Data.gov – it’s useful, but also could be better.
The “Nerd Collider” Web site invited me to be a “power nerd” and respond to the question “What would you change about Data.gov to get more people to care?” The whole discussion including my response can be found here. However, I hope people won’t mind my reprinting my response here, as the TWC blog gets aggregated to some important Linked Data/Semantic Web sites.
I was puzzling over how I wanted to respond until I saw the blog in the Guardian – http://www.guardian.co.uk/news/datablog/2011/apr/05/data-gov-crisis-obama – which also reflects this flat line as a failure, and poses, by contrast, the number of hits the Guardian.com website gets. This is such a massive apples vs. oranges error that I figure I should start there.
So, primarily, let’s think about what visits to a web page are about — for the Guardian, they are lots of people coming to read the different articles each day. However, for data.gov, there isn’t lot of repeat traffic – the data feeds are updated on a relatively slow basis, and once you’ve downloaded some, you don’t have to go back for weeks or months until the next update. Further, for some of the rapidly changing data, like the earthquake data, there are RSS feeds so once setup, one doesn’t return to the site. So my question is, are we looking at the right number?
In fact, the answer is no — if you want to see the real use of data.gov, take a look at the chart at http://www.data.gov/metric/visitorstats/monthlyredirecttrend — the number of total downloads of dataset since 2009 is well over 1,000,000 and in February of this year (the most recent data available) there were over 100,000 downloads — so the 10k number appears to be tracking the wrong thing – the data is being downloaded and that implies it is being used!!
Could we do better? Yes, very much so. Here’s things I’m interested in seeing (and working with the data.gov team to make available)
1 – Searching for data on the site is tough — keyword search is not a good way to look for data (for lots of reasons) and thus we need better ways – doing this really well is a research task I’ve got some PhD students working on, but doing better than is there requires some better metadata and approach. There is already work afoot at data.gov (assuming funding continues) to improve this significantly.
2 – Tools for using the data, and particularly for mashing it up, need to be more easily used and more widely available. My group makes a lot of info and tools available at http://logd.tw.rpi.edu – but a lot more is needed. This is where the developer community could really help.
3 – Tools to support community efforts (see the comment by Danielle Gould to this effect) are crucial – she says it better than I can so go read that.
4- there are efforts by data.gov to create communities – these are hard to get going, but could be a great value in the long run.
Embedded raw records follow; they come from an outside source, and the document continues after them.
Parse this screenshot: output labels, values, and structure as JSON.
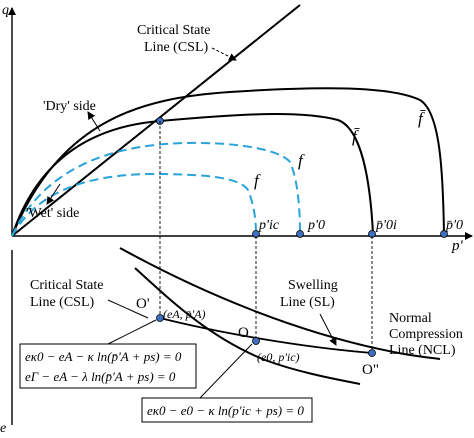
{
  "upper": {
    "q_axis_label": "q",
    "p_axis_label": "p'",
    "csl_label_line1": "Critical State",
    "csl_label_line2": "Line (CSL)",
    "dry_side_label": "'Dry' side",
    "wet_side_label": "'Wet' side",
    "curve_labels": {
      "f_bar_inner": "f̄",
      "f_bar_outer": "f̄",
      "f_upper": "f",
      "f_lower": "f"
    },
    "point_labels": {
      "p_ic": "p'ic",
      "p0": "p'0",
      "p0i_bar": "p̄'0i",
      "p0_bar": "p̄'0"
    }
  },
  "lower": {
    "e_axis_label": "e",
    "csl_label_line1": "Critical State",
    "csl_label_line2": "Line (CSL)",
    "sl_label_line1": "Swelling",
    "sl_label_line2": "Line (SL)",
    "ncl_label_line1": "Normal",
    "ncl_label_line2": "Compression",
    "ncl_label_line3": "Line (NCL)",
    "point_O_prime": "O'",
    "coord_O_prime": "(eA, p̄'A)",
    "point_O": "O",
    "coord_O": "(e0, p'ic)",
    "point_O_double": "O\"",
    "eq_box1_line1": "eκ0 − eA − κ ln(p̄'A + ps) = 0",
    "eq_box1_line2": "eΓ − eA − λ ln(p̄'A + ps) = 0",
    "eq_box2": "eκ0 − e0 − κ ln(p'ic + ps) = 0"
  },
  "colors": {
    "black": "#000000",
    "dashed": "#29a3d9",
    "point_fill": "#3f6fc0"
  }
}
I suggest people look to these at the data.gov communities site, and think about how they could be improved to bring more use – I know the data.gov leadership team would love to get some good comments about that.
5 – We need to find ways to turn the data release into a “conversation” between government and users. I have discussed this with Vivek Kundra numerous times and he is a strong proponent (and we have thought about writing a paper on the subject if time ever allows). The British data.gov.uk site has some interesting ideas along this line, based on open streetmap and similar projects, but I think one could do better. This is the real opportunity for “government 2.0″ – a chance for citizens to comment just on legislation, but to help make sure the data that informs the policy decisions is the best it can be.
So, to summarize, there are things we can do to improve things, many of which are getting done. However, the numbers in the graph above are misleading, and don’t really reflect the true usage of data.gov per se, let alone the other sites and sites like the LOGD site I mention above which are powered by data.gov.